Okay, this is me making a very deliberate effort to expand this beyond a collection of poets half remembered from middle school.
Eye of Cat has never been a personal favorite. It seems like a failure on my part, an inability to meet the book where it is.
I keep thinking of the line from Bilbo's birthday party
I don't know half of you half as well as I should like; and I like less than half of you half as well as you deserve
Perhaps when this is all done I'll return to it again for an unprecedented third review.
Eye of Cat, as you will remember, is the novel in which Billy Blackhorse Singer, a retired Navajo tracker, is recruited to protect a political candidate and enlists Cat, a dangerous alien he once captured, on the condition that Cat be allowed to hunt him afterwards.
And I recognize that this is an imperfect summary, because while those are the events that set the plot in motion, I don't think it's fair or accurate to say that's what the book is about. But, whatever. I'm not going to belabor it any further. Either you know what the book is about and a summary is unnecessary or you don't, and in that case it's good enough to give you context for my selection.
I looked all over the place for something suitable, up and down and to and fro, before deciding on A Blessing by Luci Tapahonso.
First a few words on her. She was named the inaugural poet laureate of the Navajo Nation in 2013. Which absolutely blows my mind. 2013 is within my lifetime. It's within the lifetime of my kid. This blog is older than the position of the Poet Laureate of the Navajo Nation.
It seems far to late in history to be establishing the position of poet laureate. If you haven't done it by the time Robert Frost died, then you're probably never going to get around to it. And yet, here it is. And here she is.
I almost went with Sháá Áko Dahjiníleh (Remember the Things They Told Us) but I think the syncretism of A Blessing works better to represent Eye of Cat. There's a deep reverence for tradition in Tapahonso’s voice, yet also a graceful adaptation to the realities of modern life, always on her people’s terms. It reminds me of Zelazny’s note about the Navajo choosing not to use borrowed words for engine parts, instead creating their own language for the machine. Not inherited. Not imposed. Claimed.
This morning we gather in gratitude for all aspects of sacredness:
the air, the warmth of fire, bodies of water, plants, the land,
and all animals and humankind.
We gather to honor our students who have achieved the extraordinary
accomplishment of earning doctoral or master's degrees.
We gather to honor their parents, grandparents, children,
family members, and friends who have traveled with them
on their path to success.

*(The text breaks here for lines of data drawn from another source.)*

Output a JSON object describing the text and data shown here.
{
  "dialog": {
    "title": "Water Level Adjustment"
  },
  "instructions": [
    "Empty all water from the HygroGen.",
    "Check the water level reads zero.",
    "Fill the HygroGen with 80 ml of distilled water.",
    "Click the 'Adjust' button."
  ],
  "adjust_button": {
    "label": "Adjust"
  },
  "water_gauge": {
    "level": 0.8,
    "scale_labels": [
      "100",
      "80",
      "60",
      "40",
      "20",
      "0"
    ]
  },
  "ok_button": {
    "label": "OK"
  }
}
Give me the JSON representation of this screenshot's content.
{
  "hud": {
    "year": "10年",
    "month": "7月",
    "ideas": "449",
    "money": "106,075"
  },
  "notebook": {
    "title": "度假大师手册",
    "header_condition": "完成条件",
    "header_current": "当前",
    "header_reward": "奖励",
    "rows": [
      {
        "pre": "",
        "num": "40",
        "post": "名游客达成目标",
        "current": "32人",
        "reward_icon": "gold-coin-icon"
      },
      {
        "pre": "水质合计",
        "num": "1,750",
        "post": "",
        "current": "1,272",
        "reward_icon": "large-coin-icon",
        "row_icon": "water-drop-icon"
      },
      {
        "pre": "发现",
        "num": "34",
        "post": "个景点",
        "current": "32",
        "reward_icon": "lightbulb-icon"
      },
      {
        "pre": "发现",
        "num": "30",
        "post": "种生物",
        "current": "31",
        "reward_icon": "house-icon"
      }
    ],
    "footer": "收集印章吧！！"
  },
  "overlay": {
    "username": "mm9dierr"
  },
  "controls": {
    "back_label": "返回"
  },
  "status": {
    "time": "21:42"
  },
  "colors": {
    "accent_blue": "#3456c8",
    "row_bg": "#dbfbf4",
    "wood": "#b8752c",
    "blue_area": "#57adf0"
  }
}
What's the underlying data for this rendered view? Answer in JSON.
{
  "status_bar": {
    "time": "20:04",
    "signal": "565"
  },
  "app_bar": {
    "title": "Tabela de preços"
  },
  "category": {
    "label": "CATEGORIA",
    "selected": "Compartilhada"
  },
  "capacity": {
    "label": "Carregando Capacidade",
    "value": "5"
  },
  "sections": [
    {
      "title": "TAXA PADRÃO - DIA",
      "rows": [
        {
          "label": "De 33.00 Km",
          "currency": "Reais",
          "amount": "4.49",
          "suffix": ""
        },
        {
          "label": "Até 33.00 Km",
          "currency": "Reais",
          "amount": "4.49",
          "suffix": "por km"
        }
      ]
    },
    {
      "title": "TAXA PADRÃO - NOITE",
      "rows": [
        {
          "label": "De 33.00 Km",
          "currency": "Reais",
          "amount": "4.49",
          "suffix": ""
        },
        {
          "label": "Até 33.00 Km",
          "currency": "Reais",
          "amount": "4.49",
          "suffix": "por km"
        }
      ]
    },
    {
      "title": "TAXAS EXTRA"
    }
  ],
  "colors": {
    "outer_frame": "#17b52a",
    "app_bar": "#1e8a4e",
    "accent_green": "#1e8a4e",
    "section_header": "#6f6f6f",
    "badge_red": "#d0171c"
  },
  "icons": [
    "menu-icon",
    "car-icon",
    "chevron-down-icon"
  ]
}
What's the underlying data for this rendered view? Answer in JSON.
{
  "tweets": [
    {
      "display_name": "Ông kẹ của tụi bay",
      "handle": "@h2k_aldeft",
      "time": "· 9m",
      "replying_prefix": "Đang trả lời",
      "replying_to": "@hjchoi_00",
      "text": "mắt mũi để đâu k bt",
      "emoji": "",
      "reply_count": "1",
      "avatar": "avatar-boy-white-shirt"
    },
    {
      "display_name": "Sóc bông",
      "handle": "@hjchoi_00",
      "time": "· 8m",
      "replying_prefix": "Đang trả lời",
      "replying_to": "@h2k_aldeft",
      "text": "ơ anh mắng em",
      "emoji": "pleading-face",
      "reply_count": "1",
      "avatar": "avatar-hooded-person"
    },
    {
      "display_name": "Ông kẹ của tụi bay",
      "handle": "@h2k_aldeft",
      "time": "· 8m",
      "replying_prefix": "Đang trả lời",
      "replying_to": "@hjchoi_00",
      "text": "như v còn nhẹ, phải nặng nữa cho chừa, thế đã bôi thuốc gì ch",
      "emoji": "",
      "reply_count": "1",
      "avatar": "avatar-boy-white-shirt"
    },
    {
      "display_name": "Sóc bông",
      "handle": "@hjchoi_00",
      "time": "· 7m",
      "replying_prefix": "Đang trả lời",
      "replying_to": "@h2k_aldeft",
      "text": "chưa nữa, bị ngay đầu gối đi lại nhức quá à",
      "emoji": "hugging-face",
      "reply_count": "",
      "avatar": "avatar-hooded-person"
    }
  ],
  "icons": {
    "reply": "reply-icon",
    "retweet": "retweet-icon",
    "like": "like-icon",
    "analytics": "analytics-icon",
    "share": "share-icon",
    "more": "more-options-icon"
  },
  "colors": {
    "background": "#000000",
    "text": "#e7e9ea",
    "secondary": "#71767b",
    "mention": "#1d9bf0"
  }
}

They have traveled far distances to be here
this morning: we honor their devotion.
She grew up speaking Navajo, and she writes her poems in Navajo before translating them into English, unlike most other Native American writers. That process gives her work a distinct lyricism I really enjoy. It is not just bilingual; it is bicultural, and the music of the original language still hums beneath every line.